West Virginia 8
Cyclones 5
August 13 at MCU Park
The Cardiac Clones blew a late-game lead, falling to West Virginia 8–5 in painful loss at MCU Park on Saturday. Brooklyn scored three times in the bottom of the eighth to take the lead, but gave up four in the ninth in a game that lasted three hours and 31 minutes.
“It was a case of who wanted the game,” Cyclones manager Tom Gamboa said. “We don’t want it, you take it, no, we don’t want it, you take it.”
West Virginia scored a pair of first-inning runs off Clones starter Erik Manoah. Kevin Mahala and Stephen Alemais singled to begin the game. Kevin Krause’s one-out single to left scored Mahala. Two batters later, Arden Pabst doubled off the wall, scoring Alemais.
Black Bears starter Luis Escobar shut out Brooklyn through the first two innings, but the Cyclones got even in the third. Jay Jabs earned an extra chance at the plate – after first baseman Albert Baur dropped a popup – and worked a walk. Darryl Knight’s double put runners on second and third with nobody out. Back-to-back sacrifice flies from Dan Rizzie and Gene Cone tied the game.

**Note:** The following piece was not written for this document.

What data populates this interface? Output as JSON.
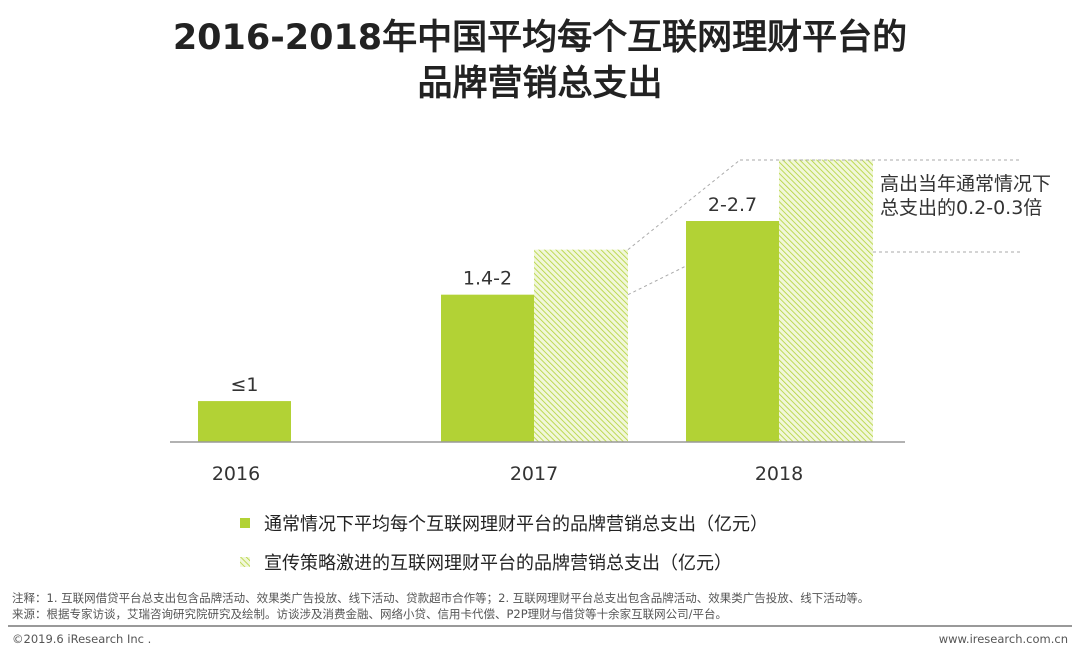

The Black Bears took the lead right back in the fourth. Sandy Santos walked with one out and moved to second on a wild pitch. Mahala hit one to deep short, which Colby Woodmansee fielded, but his long throw to first was late and Santos took third on the throw.
Manoah and Rizzie staged a meeting on the mound, looking to get the final out of the frame. On the next pitch, Rizzie appeared ready for a pitchout, but the pitch was over the plate and trickled off the catcher’s glove to the backstop as Santos scored.
The score remained 3–2 until the top of the eighth. Mahala worked a two-out walk against Brooklyn reliever Gabriel Feliz, stole second and then scored on an Alemais single to extend the lead to 4–2.
Cristian Mota came in to pitch the eighth for West Virginia, striking out Desmond Lindsay and Woodmansee to begin the inning. Then the lefty lost it. Blake Tiberi and Brandon Brosher singled and both runners advanced on a wild pitch. Another wild pitch scored Tiberi and moved Brosher to third. Mota kept missing the strike zone, walking Jay Jabs and Knight to load the bases.
Then – with Mota still in – Rizzie walked to force in the tying run. Another low pitch missed the strikezone with Cone at the plate, going towards the backstop as a passed ball scored Jabs, to put Brooklyn up 5–4.
West Virginia rallied in the ninth against Austin McGeorge. With pinch-runner Erik Forgione on first and one out, Pabst singled. Ty Moore followed with a single to right, scoring Forgione and tying the game.
Matt Diorio then hit an opposite-field three-run homer over the left-field wall to give the Black Bears a stunning 8–5 lead.
“I gotta tell you, from the first pitch in the ninth I knew something was off,” Gamboa said of McGeorge, who had been reliable throughout the season. “His mechanics, he was behind the count to every hitter that went up there and had to give in and obviously got hit hard and often.”
Gamboa added that, “when you get beat, you want to get beat with your best stuff and he got beat with his second-best pitch on every hitter that walked to the plate.”
The 29–26 Cyclones will host the Black Bears on Sunday at 4 pm.
UPS AND DOWNS
The Cyclones had two runners picked off second base in Saturday’s loss. The skipper says it’s a learning experience.
“Sometimes guys listen but they don’t really hear. When they visually see it happen on the field a light goes on like, ‘Oh my God, now I understand what you’re talking about’”.